Bingo is the bald, crazy, brilliant & wonderful girl that I live with. We don't have an appropriate title - "girlfriend" seems so bland. But there will be no babies. I had a vasectomy and I hate children. We got a puppy instead.

Is this whole Ireland "women are too ugly to rape" rigmarole the most trouble you've ever gotten yourself into on stage? If not, can you give us any other good stories?

By no means the most trouble but the best example of how you can spin and non-event into shitloads of press. I'm sure i have better stories but none are springing to mind. having the ticket booth girl in Austin shave my balls on stage with a Bic razor while I told witty anecdotes is probably the one that gets brought up the most often. It's been a weird life.

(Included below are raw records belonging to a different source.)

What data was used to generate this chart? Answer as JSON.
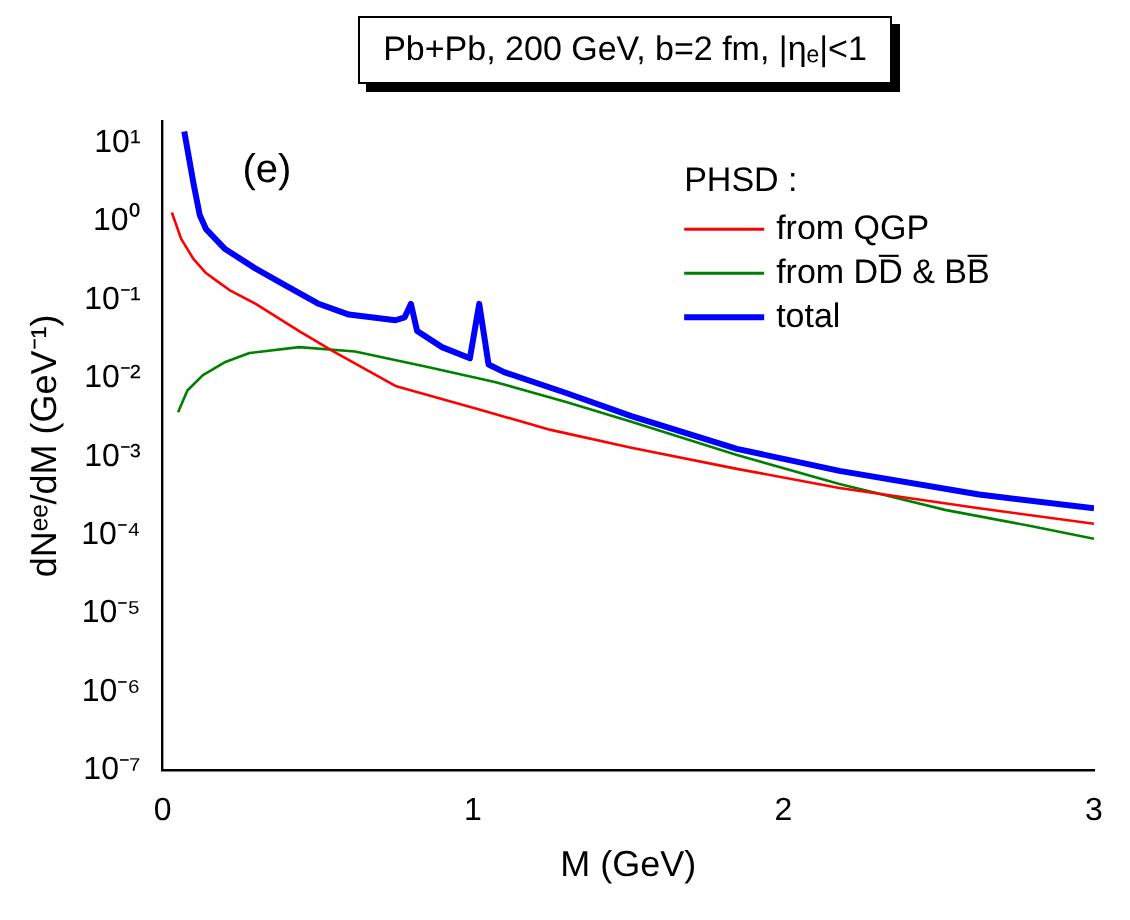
{
  "chart_data": {
    "type": "line",
    "title": "Pb+Pb, 200 GeV, b=2 fm, |ηₑ|<1",
    "xlabel": "M (GeV)",
    "ylabel": "dNᵉᵉ/dM (GeV⁻¹)",
    "legend_title": "PHSD :",
    "annotations": [
      "(e)"
    ],
    "log": "y",
    "legend": "top right",
    "grid": false,
    "marker": "none",
    "line_style": "solid",
    "xlim": [
      0,
      3
    ],
    "xticks": [
      0,
      1,
      2,
      3
    ],
    "ylim": [
      1e-07,
      19
    ],
    "yticks": [
      {
        "value": 1e-07,
        "label": "10⁻⁷"
      },
      {
        "value": 1e-06,
        "label": "10⁻⁶"
      },
      {
        "value": 1e-05,
        "label": "10⁻⁵"
      },
      {
        "value": 0.0001,
        "label": "10⁻⁴"
      },
      {
        "value": 0.001,
        "label": "10⁻³"
      },
      {
        "value": 0.01,
        "label": "10⁻²"
      },
      {
        "value": 0.1,
        "label": "10⁻¹"
      },
      {
        "value": 1,
        "label": "10⁰"
      },
      {
        "value": 10,
        "label": "10¹"
      }
    ],
    "series": [
      {
        "name": "from QGP",
        "color": "#ff0000",
        "x": [
          0.03,
          0.06,
          0.1,
          0.14,
          0.17,
          0.22,
          0.3,
          0.44,
          0.55,
          0.75,
          1.02,
          1.25,
          1.51,
          1.85,
          2.18,
          2.63,
          3.0
        ],
        "values": [
          1.3,
          0.6,
          0.33,
          0.22,
          0.18,
          0.13,
          0.089,
          0.04,
          0.022,
          0.008,
          0.004,
          0.0022,
          0.0013,
          0.0007,
          0.0004,
          0.00022,
          0.00014
        ]
      },
      {
        "name": "from DD̅ & BB̅",
        "color": "#008000",
        "x": [
          0.05,
          0.08,
          0.13,
          0.2,
          0.28,
          0.44,
          0.62,
          0.85,
          1.07,
          1.3,
          1.51,
          1.85,
          2.18,
          2.52,
          2.8,
          3.0
        ],
        "values": [
          0.0037,
          0.007,
          0.011,
          0.016,
          0.021,
          0.025,
          0.022,
          0.014,
          0.009,
          0.005,
          0.0028,
          0.00105,
          0.00045,
          0.00021,
          0.00013,
          9e-05
        ]
      },
      {
        "name": "total",
        "color": "#0000ff",
        "x": [
          0.07,
          0.1,
          0.12,
          0.14,
          0.2,
          0.3,
          0.4,
          0.5,
          0.6,
          0.75,
          0.78,
          0.8,
          0.82,
          0.9,
          0.99,
          1.02,
          1.05,
          1.1,
          1.3,
          1.51,
          1.85,
          2.18,
          2.63,
          3.0
        ],
        "values": [
          14,
          3,
          1.2,
          0.8,
          0.45,
          0.25,
          0.15,
          0.09,
          0.065,
          0.055,
          0.06,
          0.089,
          0.04,
          0.025,
          0.018,
          0.089,
          0.015,
          0.012,
          0.0065,
          0.0033,
          0.00126,
          0.00066,
          0.00033,
          0.00022
        ]
      }
    ]
  }
}
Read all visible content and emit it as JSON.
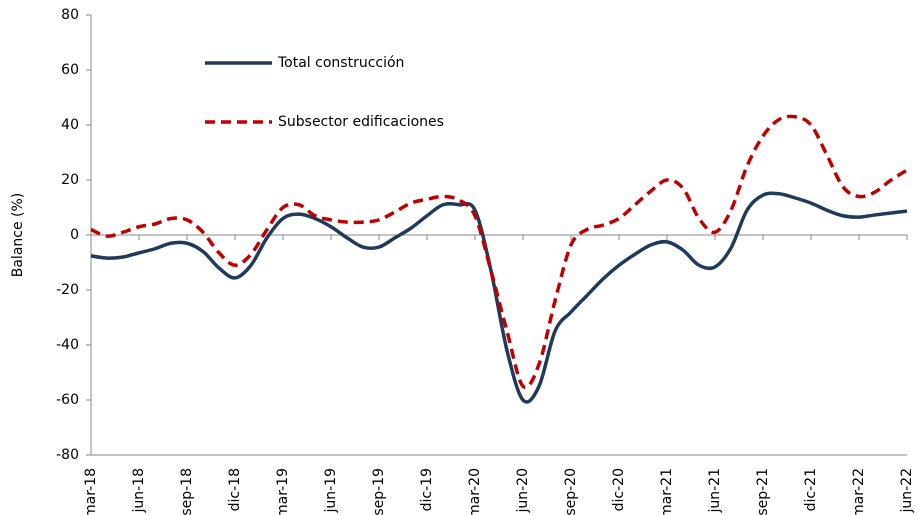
{
  "chart_data": {
    "type": "line",
    "y_label": "Balance (%)",
    "categories": [
      "mar-18",
      null,
      null,
      "jun-18",
      null,
      null,
      "sep-18",
      null,
      null,
      "dic-18",
      null,
      null,
      "mar-19",
      null,
      null,
      "jun-19",
      null,
      null,
      "sep-19",
      null,
      null,
      "dic-19",
      null,
      null,
      "mar-20",
      null,
      null,
      "jun-20",
      null,
      null,
      "sep-20",
      null,
      null,
      "dic-20",
      null,
      null,
      "mar-21",
      null,
      null,
      "jun-21",
      null,
      null,
      "sep-21",
      null,
      null,
      "dic-21",
      null,
      null,
      "mar-22",
      null,
      null,
      "jun-22"
    ],
    "series": [
      {
        "name": "Total construcción",
        "color": "#1f3a5a",
        "dash": false,
        "values": [
          -7.6,
          -8.4,
          -8,
          -6.5,
          -5,
          -3,
          -3,
          -6,
          -12,
          -15.6,
          -11,
          -1,
          6,
          7.6,
          6,
          3,
          -1,
          -4.4,
          -4.4,
          -1,
          2.5,
          7,
          11,
          11,
          9,
          -13,
          -42,
          -60,
          -55,
          -35,
          -28,
          -22,
          -16,
          -11,
          -7,
          -3.6,
          -2.5,
          -5.5,
          -11,
          -11.6,
          -4.7,
          9,
          14.5,
          15,
          13.5,
          11.6,
          9,
          7,
          6.5,
          7.3,
          8,
          8.7
        ]
      },
      {
        "name": "Subsector edificaciones",
        "color": "#c00000",
        "dash": true,
        "values": [
          2,
          -0.4,
          1,
          3,
          4,
          6,
          5.5,
          1,
          -6.5,
          -11,
          -7,
          2,
          10,
          11,
          7,
          5.5,
          4.7,
          4.7,
          5.5,
          8.4,
          11.6,
          13,
          14,
          12.7,
          7,
          -13,
          -35,
          -55,
          -47,
          -24,
          -3.6,
          2,
          3.6,
          6,
          11,
          16,
          20,
          17,
          6,
          1,
          9,
          25,
          36,
          42,
          43,
          40,
          29,
          17.5,
          14,
          15.6,
          20,
          23.6
        ]
      }
    ],
    "ylim": [
      -80,
      80
    ],
    "yticks": [
      -80,
      -60,
      -40,
      -20,
      0,
      20,
      40,
      60,
      80
    ]
  }
}
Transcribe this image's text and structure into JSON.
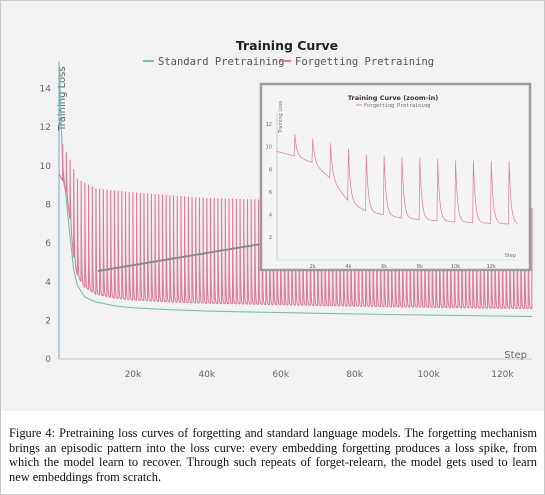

Do you see yourself ever tiring of the endless touring? Or are you constantly finding new exciting things about the cities you play?

I've been tired of it for years. But I haven't found an easy alternative that I would like better.

What would constitute 'complete happiness' to Doug Stanhope (you)?

Wanting more. Having your cake or eating your cake are fine. Not even wanting cake is where you get fucked.

In all seriousness, what would you do if something insane happened and you actually WERE elected President? Do you think you could pull it off? Would you be willing to devote all your time to politics as you would be expected to? And if you actually do have political ambitions, would you consider running for a local office and trying to work your way up?

Sure, I could pull it off. And the time I'd devote would be in reducing and simplifying federal government to where it should be. A government so simple that even I could run it. Hows that for a slogan? As far as political aspirations down the road, I couldn't answer. Right now I'm concentrating on doing two shows tonight in Beaumont, Texas. They hate me in Beaumont. We'll worry about the rest of my life once I get the hell outta here.

Reader Comments

steve.robey@mindspring.com
I'd wondered if I would like this guy, and I bought a couple of his albums after reading this (on iTunes, not Amazon, unfortunately!). This guy's funny! Much better than I expected. Enjoying the hell out of those 2 albums. Thanks again for pointing the way.

cochese_04@yahoo.com
Probably the best living comedian on the planet right now. Best thing I've ever heard from this guy:

"Nationalism does nothing but teach you to hate people you've never met. All of a sudden you take pride in accomplishments you had no part in whatsoever. If you're American you'll go, 'Fuck the French. If we hadn't saved their asses in World War II, they'd be speaking German right now.' And you go, 'Oh, was that us?' Was that me and you, Tommy? We saved the French? Jesus. I know I blacked out a little after that fourth shot of Jägermeister last night, but I don't remember... I know we were going through the Wendy's drive-thru to get one of them 'Freshetta' sandwiches that looked so alluring on the commercial, but then we ordered it and realized we had no money, and we had to ditch out before the second window, and those douchebags in line behind us with the bass music probably got our order and we laughed about that. But I don't remember saving the French at all. I went through the last ten calls on my cell phone and there's nothing from the French, looking for muscle on a project. I checked my pants; there's no mud stains on the knees from when we were garroting Krauts in the trenches at Verdun. I think *we* didn't do anything but watch sports bloopers while we got hammered. I think *we* should shut the fuck up."

There's also a fucking fantastic bit he does about calling the number on the anti-abortion flyer that was left on his car, complete with a picture of an aborted fetus, but he takes the *more* conservative stance and when he calls to complain, he says, "How dare you, sir! This is child pornography!"

pattmarty@centurytel.net
I first saw him a couple of years back on the Showtime special with my 3 grown sons and we all laughed our asses off. Stupidly forgot his name and recently remembered it again and bought a couple of his CD/DVD's. He has a lot of Bruce in his act and is just fuckin' funny as shit.